LEWISTON — “Watch and listen.”

That was FBI Agent Patrick Clancy’s advice to students attending a workshop designed to give them real-world lessons on how police do their jobs.

Officers from Lewiston and Portland, Lewiston Police Chief Brian O’Malley, FBI agents, and the U.S. attorney for Maine met at the Green Ladle restaurant with 43 high school and technical school students Tuesday.

They met as part of a statewide initiative launched in Lewiston by U.S. Attorney Halsey B. Frank to encourage trust between youths and law enforcement.

In one breakout session, students watched video simulations of how police should approach someone considered suspicious. In the first, a police officer asked a man outside a warehouse for identification. The man grew agitated, pulled out a gun and shot.
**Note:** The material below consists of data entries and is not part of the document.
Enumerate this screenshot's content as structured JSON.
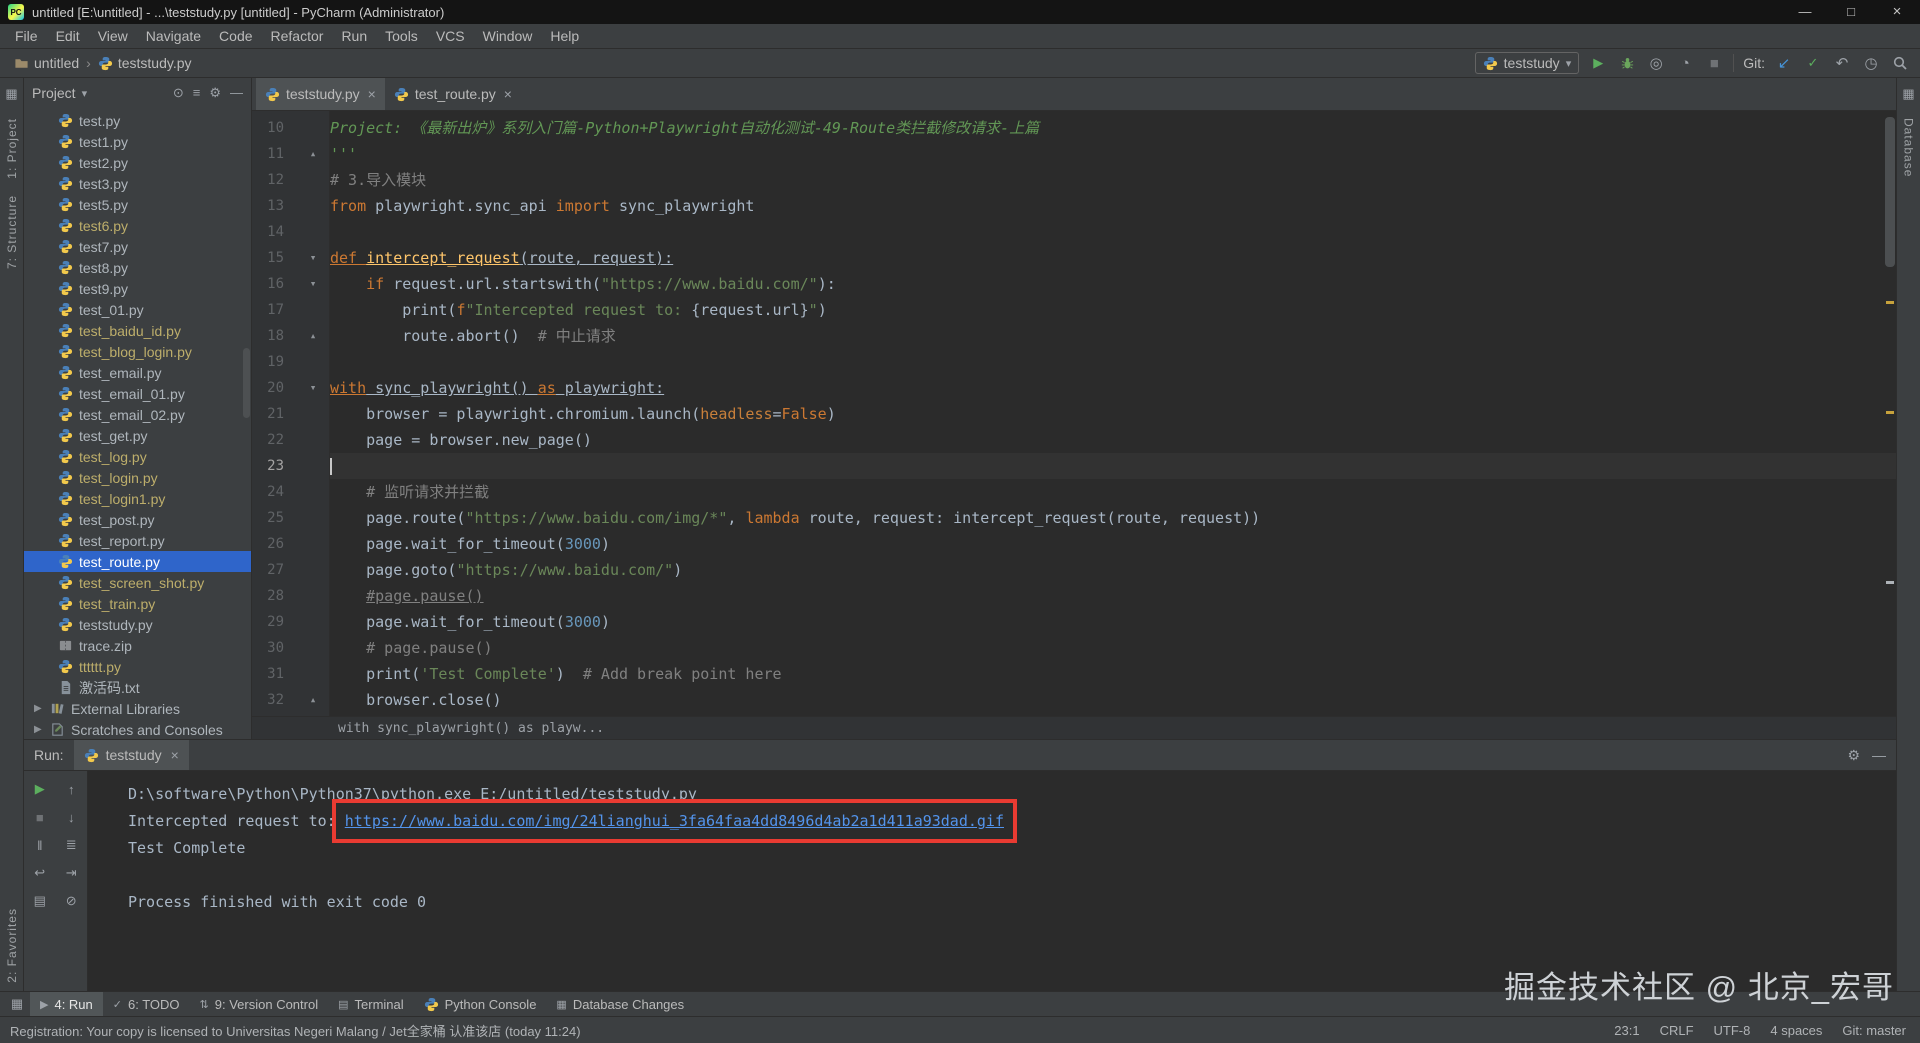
{
  "window": {
    "title": "untitled [E:\\untitled] - ...\\teststudy.py [untitled] - PyCharm (Administrator)"
  },
  "menu": [
    "File",
    "Edit",
    "View",
    "Navigate",
    "Code",
    "Refactor",
    "Run",
    "Tools",
    "VCS",
    "Window",
    "Help"
  ],
  "navbar": {
    "crumbs": [
      "untitled",
      "teststudy.py"
    ],
    "run_config": "teststudy",
    "git_label": "Git:"
  },
  "left_stripe": [
    "1: Project",
    "7: Structure",
    "2: Favorites"
  ],
  "right_stripe": [
    "Database"
  ],
  "project": {
    "header": "Project",
    "items": [
      {
        "name": "test.py",
        "type": "py"
      },
      {
        "name": "test1.py",
        "type": "py"
      },
      {
        "name": "test2.py",
        "type": "py"
      },
      {
        "name": "test3.py",
        "type": "py"
      },
      {
        "name": "test5.py",
        "type": "py"
      },
      {
        "name": "test6.py",
        "type": "py",
        "color": "gold"
      },
      {
        "name": "test7.py",
        "type": "py"
      },
      {
        "name": "test8.py",
        "type": "py"
      },
      {
        "name": "test9.py",
        "type": "py"
      },
      {
        "name": "test_01.py",
        "type": "py"
      },
      {
        "name": "test_baidu_id.py",
        "type": "py",
        "color": "gold"
      },
      {
        "name": "test_blog_login.py",
        "type": "py",
        "color": "gold"
      },
      {
        "name": "test_email.py",
        "type": "py"
      },
      {
        "name": "test_email_01.py",
        "type": "py"
      },
      {
        "name": "test_email_02.py",
        "type": "py"
      },
      {
        "name": "test_get.py",
        "type": "py"
      },
      {
        "name": "test_log.py",
        "type": "py",
        "color": "gold"
      },
      {
        "name": "test_login.py",
        "type": "py",
        "color": "gold"
      },
      {
        "name": "test_login1.py",
        "type": "py",
        "color": "gold"
      },
      {
        "name": "test_post.py",
        "type": "py"
      },
      {
        "name": "test_report.py",
        "type": "py"
      },
      {
        "name": "test_route.py",
        "type": "py",
        "selected": true
      },
      {
        "name": "test_screen_shot.py",
        "type": "py",
        "color": "gold"
      },
      {
        "name": "test_train.py",
        "type": "py",
        "color": "gold"
      },
      {
        "name": "teststudy.py",
        "type": "py"
      },
      {
        "name": "trace.zip",
        "type": "zip"
      },
      {
        "name": "tttttt.py",
        "type": "py",
        "color": "gold"
      },
      {
        "name": "激活码.txt",
        "type": "txt"
      }
    ],
    "special": [
      {
        "name": "External Libraries",
        "type": "lib"
      },
      {
        "name": "Scratches and Consoles",
        "type": "scratch"
      }
    ]
  },
  "editor": {
    "tabs": [
      {
        "label": "teststudy.py",
        "active": true
      },
      {
        "label": "test_route.py",
        "active": false
      }
    ],
    "current_line": 23,
    "breadcrumb": "with sync_playwright() as playw...",
    "lines": [
      {
        "n": 10,
        "t": [
          [
            "Project: 《最新出炉》系列入门篇-Python+Playwright自动化测试-49-Route类拦截修改请求-上篇",
            "doc"
          ]
        ]
      },
      {
        "n": 11,
        "t": [
          [
            "'''",
            "doc"
          ]
        ],
        "fold": "end"
      },
      {
        "n": 12,
        "t": [
          [
            "# 3.导入模块",
            "com"
          ]
        ]
      },
      {
        "n": 13,
        "t": [
          [
            "from",
            "kw"
          ],
          [
            " playwright.sync_api ",
            "d"
          ],
          [
            "import",
            "kw"
          ],
          [
            " sync_playwright",
            "d"
          ]
        ]
      },
      {
        "n": 14,
        "t": []
      },
      {
        "n": 15,
        "t": [
          [
            "def ",
            "kw u"
          ],
          [
            "intercept_request",
            "fn u"
          ],
          [
            "(route, request):",
            "d u"
          ]
        ],
        "fold": "down"
      },
      {
        "n": 16,
        "t": [
          [
            "    ",
            "d"
          ],
          [
            "if",
            "kw"
          ],
          [
            " request.url.startswith(",
            "d"
          ],
          [
            "\"https://www.baidu.com/\"",
            "str"
          ],
          [
            "):",
            "d"
          ]
        ],
        "fold": "down"
      },
      {
        "n": 17,
        "t": [
          [
            "        print(",
            "d"
          ],
          [
            "f",
            "kw"
          ],
          [
            "\"Intercepted request to: ",
            "str"
          ],
          [
            "{request.url}",
            "d"
          ],
          [
            "\"",
            "str"
          ],
          [
            ")",
            "d"
          ]
        ]
      },
      {
        "n": 18,
        "t": [
          [
            "        route.abort()  ",
            "d"
          ],
          [
            "# 中止请求",
            "com"
          ]
        ],
        "fold": "end"
      },
      {
        "n": 19,
        "t": []
      },
      {
        "n": 20,
        "t": [
          [
            "with",
            "kw u"
          ],
          [
            " sync_playwright() ",
            "d u"
          ],
          [
            "as",
            "kw u"
          ],
          [
            " playwright:",
            "d u"
          ]
        ],
        "fold": "down"
      },
      {
        "n": 21,
        "t": [
          [
            "    browser = playwright.chromium.launch(",
            "d"
          ],
          [
            "headless",
            "kwarg"
          ],
          [
            "=",
            "d"
          ],
          [
            "False",
            "kw"
          ],
          [
            ")",
            "d"
          ]
        ]
      },
      {
        "n": 22,
        "t": [
          [
            "    page = browser.new_page()",
            "d"
          ]
        ]
      },
      {
        "n": 23,
        "t": [],
        "caret": true
      },
      {
        "n": 24,
        "t": [
          [
            "    ",
            "d"
          ],
          [
            "# 监听请求并拦截",
            "com"
          ]
        ]
      },
      {
        "n": 25,
        "t": [
          [
            "    page.route(",
            "d"
          ],
          [
            "\"https://www.baidu.com/img/*\"",
            "str"
          ],
          [
            ", ",
            "d"
          ],
          [
            "lambda",
            "kw"
          ],
          [
            " route, request: intercept_request(route, request))",
            "d"
          ]
        ]
      },
      {
        "n": 26,
        "t": [
          [
            "    page.wait_for_timeout(",
            "d"
          ],
          [
            "3000",
            "num"
          ],
          [
            ")",
            "d"
          ]
        ]
      },
      {
        "n": 27,
        "t": [
          [
            "    page.goto(",
            "d"
          ],
          [
            "\"https://www.baidu.com/\"",
            "str"
          ],
          [
            ")",
            "d"
          ]
        ]
      },
      {
        "n": 28,
        "t": [
          [
            "    ",
            "d"
          ],
          [
            "#page.pause()",
            "com u"
          ]
        ]
      },
      {
        "n": 29,
        "t": [
          [
            "    page.wait_for_timeout(",
            "d"
          ],
          [
            "3000",
            "num"
          ],
          [
            ")",
            "d"
          ]
        ]
      },
      {
        "n": 30,
        "t": [
          [
            "    ",
            "d"
          ],
          [
            "# page.pause()",
            "com"
          ]
        ]
      },
      {
        "n": 31,
        "t": [
          [
            "    print(",
            "d"
          ],
          [
            "'Test Complete'",
            "str"
          ],
          [
            ")  ",
            "d"
          ],
          [
            "# Add break point here",
            "com"
          ]
        ]
      },
      {
        "n": 32,
        "t": [
          [
            "    browser.close()",
            "d"
          ]
        ],
        "fold": "end"
      }
    ]
  },
  "run": {
    "label": "Run:",
    "tab": "teststudy",
    "toolbar": [
      "rerun",
      "up",
      "stop",
      "down",
      "pause",
      "menu",
      "softwrap",
      "scroll_end",
      "print",
      "clear"
    ],
    "console": [
      {
        "t": [
          [
            "D:\\software\\Python\\Python37\\python.exe E:/untitled/teststudy.py",
            "d"
          ]
        ]
      },
      {
        "t": [
          [
            "Intercepted request to: ",
            "d"
          ],
          [
            "https://www.baidu.com/img/24lianghui_3fa64faa4dd8496d4ab2a1d411a93dad.gif",
            "link redbox"
          ]
        ]
      },
      {
        "t": [
          [
            "Test Complete",
            "d"
          ]
        ]
      },
      {
        "t": []
      },
      {
        "t": [
          [
            "Process finished with exit code 0",
            "d"
          ]
        ]
      }
    ]
  },
  "bottom_bar": {
    "items": [
      {
        "label": "4: Run",
        "icon": "run",
        "active": true
      },
      {
        "label": "6: TODO",
        "icon": "todo"
      },
      {
        "label": "9: Version Control",
        "icon": "vcs"
      },
      {
        "label": "Terminal",
        "icon": "terminal"
      },
      {
        "label": "Python Console",
        "icon": "py"
      },
      {
        "label": "Database Changes",
        "icon": "db"
      }
    ]
  },
  "status_bar": {
    "message": "Registration: Your copy is licensed to Universitas Negeri Malang / Jet全家桶 认准该店 (today 11:24)",
    "caret": "23:1",
    "line_sep": "CRLF",
    "encoding": "UTF-8",
    "indent": "4 spaces",
    "git": "Git: master"
  },
  "watermark": "掘金技术社区 @ 北京_宏哥",
  "icons": {
    "minimize": "—",
    "maximize": "□",
    "close": "×",
    "chevron_down": "▾",
    "crumb_sep": "›",
    "run": "▶",
    "stop": "■",
    "coverage": "◎",
    "profiler": "◔",
    "git_update": "↙",
    "git_commit": "✓",
    "git_revert": "↶",
    "history": "◷",
    "locate": "⊙",
    "collapse": "≡",
    "gear": "⚙",
    "hide": "—",
    "tree_arrow": "▶",
    "rerun": "▶",
    "up": "↑",
    "down": "↓",
    "pause": "‖",
    "softwrap": "↩",
    "scroll_end": "⇥",
    "print": "▤",
    "clear": "⊘",
    "menu": "≣",
    "switcher": "▦",
    "terminal": "▤",
    "db": "▦",
    "todo": "✓",
    "vcs": "⇅",
    "fold_down": "▾",
    "fold_end": "▴"
  },
  "colors": {
    "selection_blue": "#2f65ca",
    "editor_bg": "#2b2b2b",
    "panel_bg": "#3c3f41",
    "keyword": "#cc7832",
    "string": "#6a8759",
    "comment": "#808080",
    "docstring": "#629755",
    "number": "#6897bb",
    "function": "#ffc66b",
    "link": "#5394ec",
    "annotation_red": "#e93b32",
    "gold_file": "#bdae6b"
  }
}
“How did it go?” Clancy asked.


Not good, students said. “He had his hands in back of him. The officer didn’t ask to see his hands,” one said.

In the second simulation, the officer demanded to see the man’s hands just as the man reached behind him. The officer pulled his gun. The man threw his hands up, dropping the gun. No shots were fired.

“What’s going to kill you in this job?” Clancy asked, then answered his question: “Hands. Hands are what’s going to kill you. Watch what they’re doing with their hands. Give them good verbal commands.”

The program is called TRUST, short for Teach Mutual Respect and Understanding Through Simulation.

“The objective is to improve understanding between law enforcement and young people by giving them role-playing of law enforcement officers in various situations, and to give law enforcement the opportunity to interact with young people” in teaching situations, Frank said.

The program was created in response to the nationwide rise in shootings by and of police officers.

“It is my hope we will bring it to many schools across the state and work with many police agencies in Maine,” Frank said.